A hospital in Shropshire has reportedly turned down a donation from a group of men who raised money by dressing up as female nurses. The men raised £2,500 at an event in Ludlow, Shropshire. However, the Trust refused the money stating that the ‘presentation of men dressed as female nurses in a highly sexualised and demeaning way is wrong, very outdated and insulting to the profession.’ The men have vowed to repeat the nurse uniform fundraiser next year despite the criticism, stating they were ‘just having a bit of fun.’

The legal bit

A person (A) harasses another (B) if A engages in unwanted conduct related to a relevant protected characteristic which has the purpose or effect of either violating B’s dignity or creating and intimidating, hostile, degrading, humiliating or offensive environment for B. The unwanted conduct must relate to B’s age, disability, gender, race, gender assignment, religion or belief, sex, or sexual orientation.

A one-off incident can amount to harassment and B need not have made A aware that the conduct was unwanted. Furthermore, although most employment-related harassment claims concern unwanted treatment of employees towards their colleagues, employers may also be liable for harassment by third parties towards their employees. Therefore, even if the men were not employees of the Trust, the Trust may be vicariously liable for any harassment if the Trust failed to take reasonably practicable steps to prevent the harassment and knew that the employees had been harassed in the course of their employment on at least two previous occasions by a third party, whether or not the third party was the same person on each occasion.

Interestingly, although the men claim that the act of dressing up to raise funds was in good spirits and they did not intend to create a hostile or offensive environment, the fact that an employee has put up with the conduct for years, or joined in with ‘banter’ does not necessarily mean that the conduct is not unwanted.
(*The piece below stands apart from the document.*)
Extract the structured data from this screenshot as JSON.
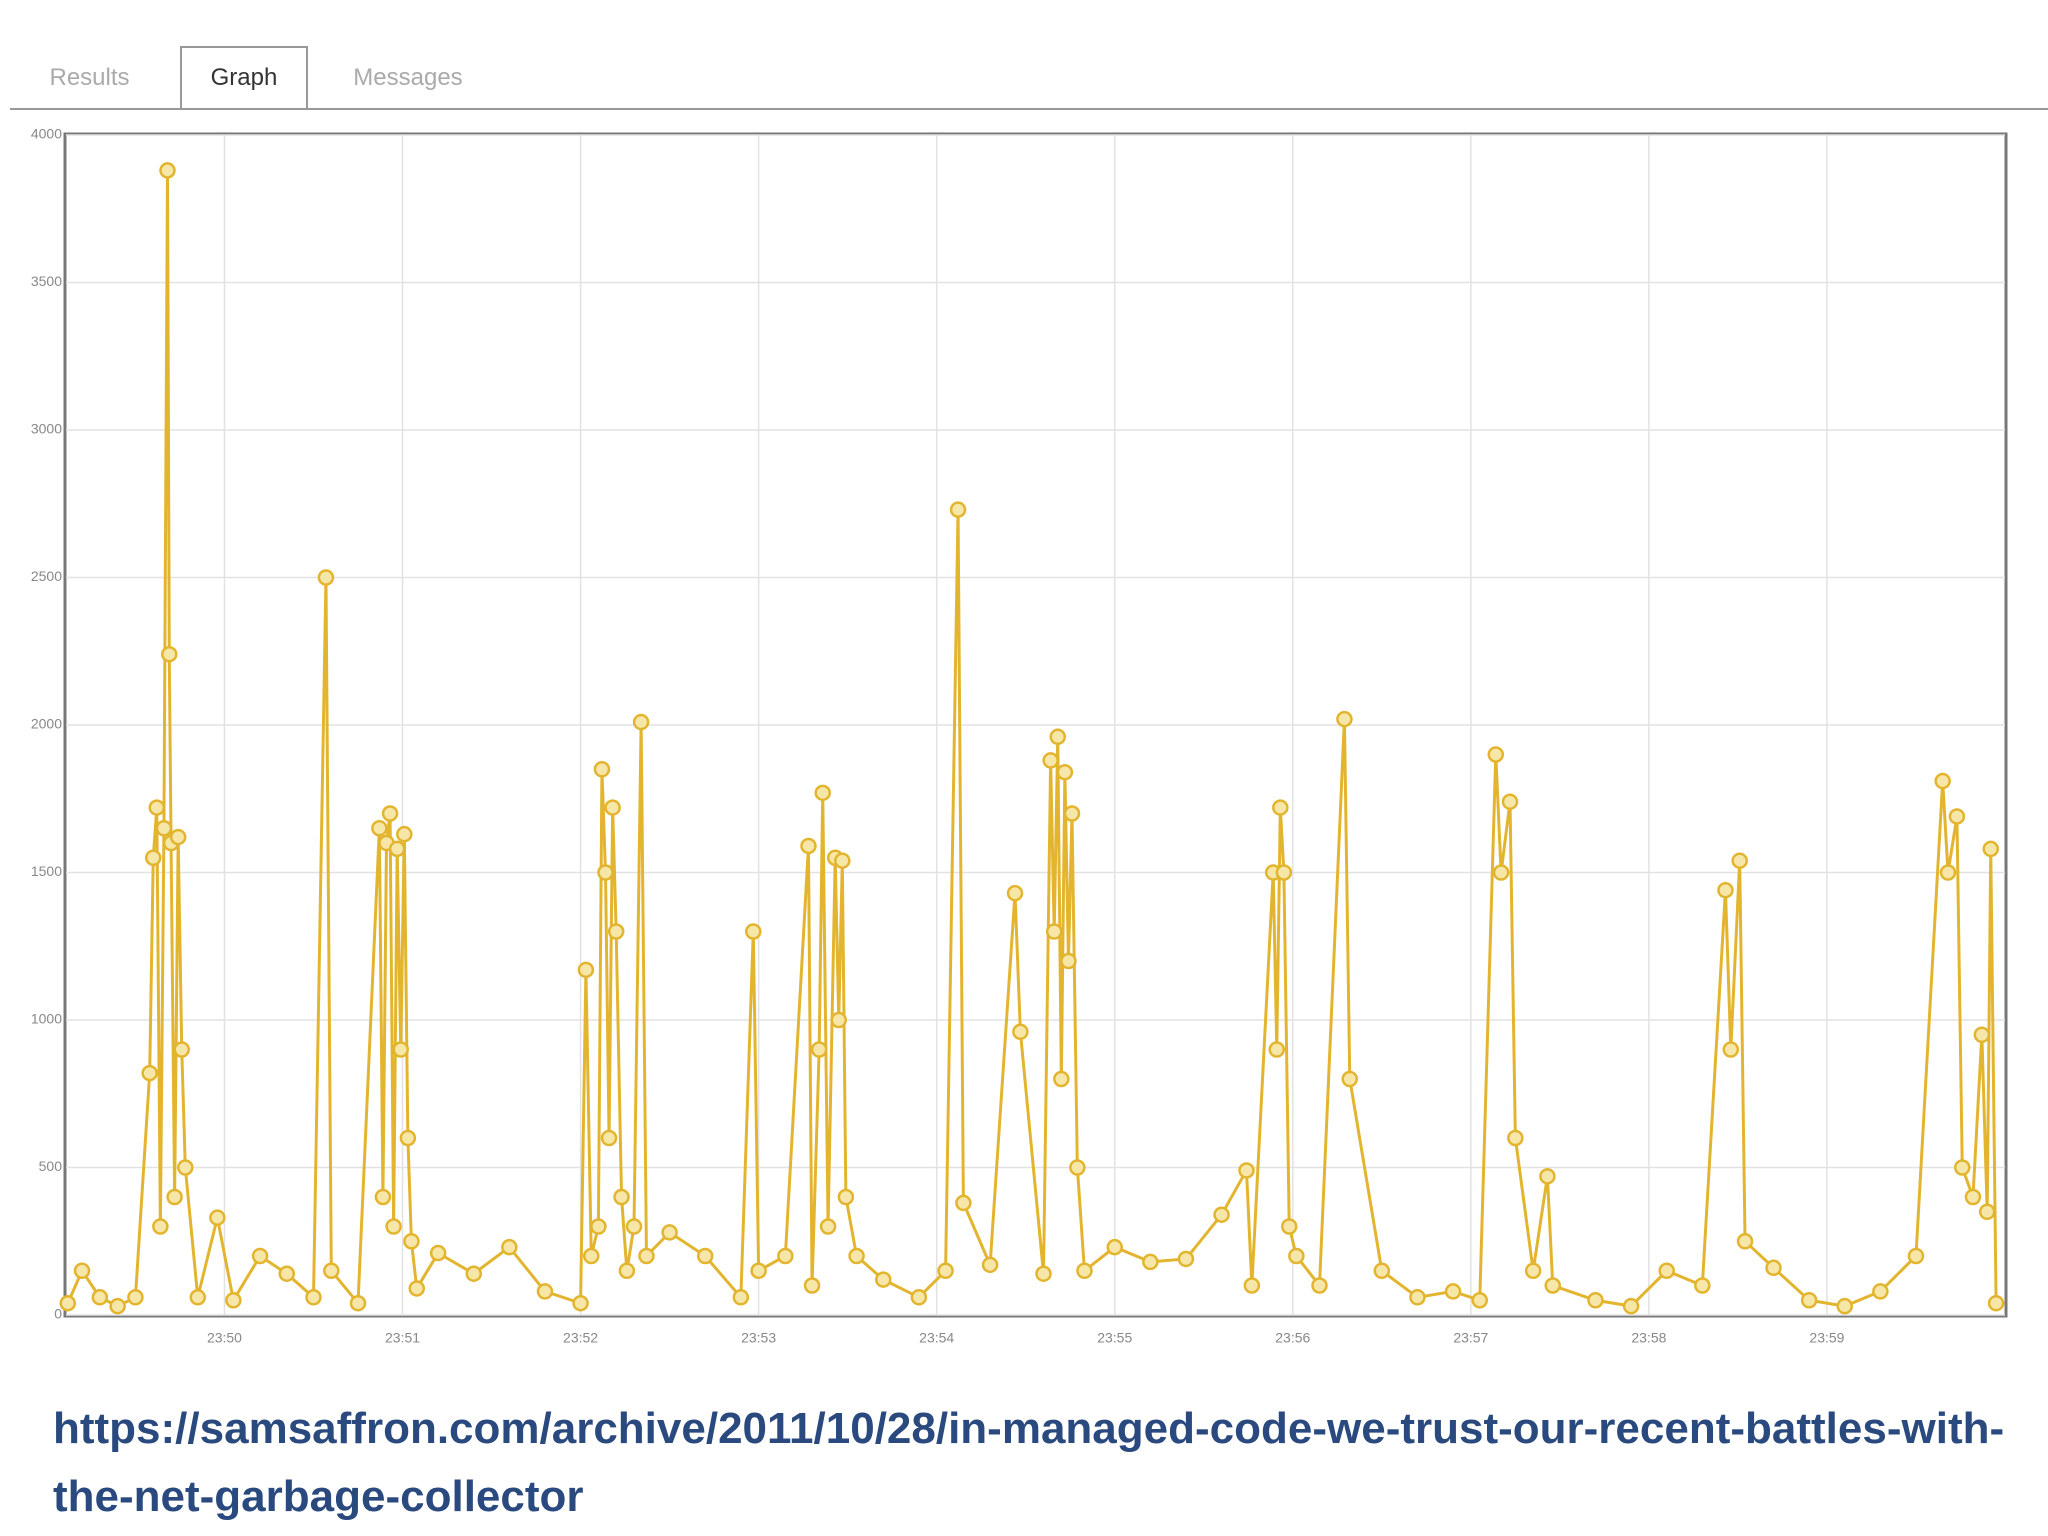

When an employee brings a claim of harassment, the Employment Tribunal has to assess whether it was reasonable for the conduct to have the effect violating the employee’s dignity or creating an intimidating, hostile, degrading, humiliating or offensive environment for them. In this instance, it would be a high hurdle to cross for any employee to prove that the alleged effect was reasonable. Furthermore, employees will have to bring a claim within three months from the act complained of.

Advice for employers

This incident is a useful reminder to employers that a one-off incident can amount to harassment, even if an employee has put up with conduct for years or joined in on the ‘joke’. A tribunal may find that the conduct is unwanted and a form of harassment. Any decision will be made in light of the specific circumstances of the particular case, and all relevant factors will be taken into consideration.

Employers have implied duties under employment contracts to provide a safe and suitable working environment, not to destroy mutual trust and confidence, and to provide redress of grievances. A breach of any of these implied duties can give rise to a claim for breach of contract.

Although the law does not require an employer to have a separate policy on bullying and harassment, as this can be dealt with under the grievance procedure, many employers have a separate policy in recognition of the sensitivity and seriousness of such complaints. Case law suggests that an anti-bullying and harassment policy may help establish a reasonable steps defence to a claim under discrimination legislation.

Guidance published by the Equality and the Human Rights Commission suggests that employers should have a written policy of harassment, either on its own or as part of a wider equality or dignity at work policy.

It is also important that employers provide training to staff on equal opportunities.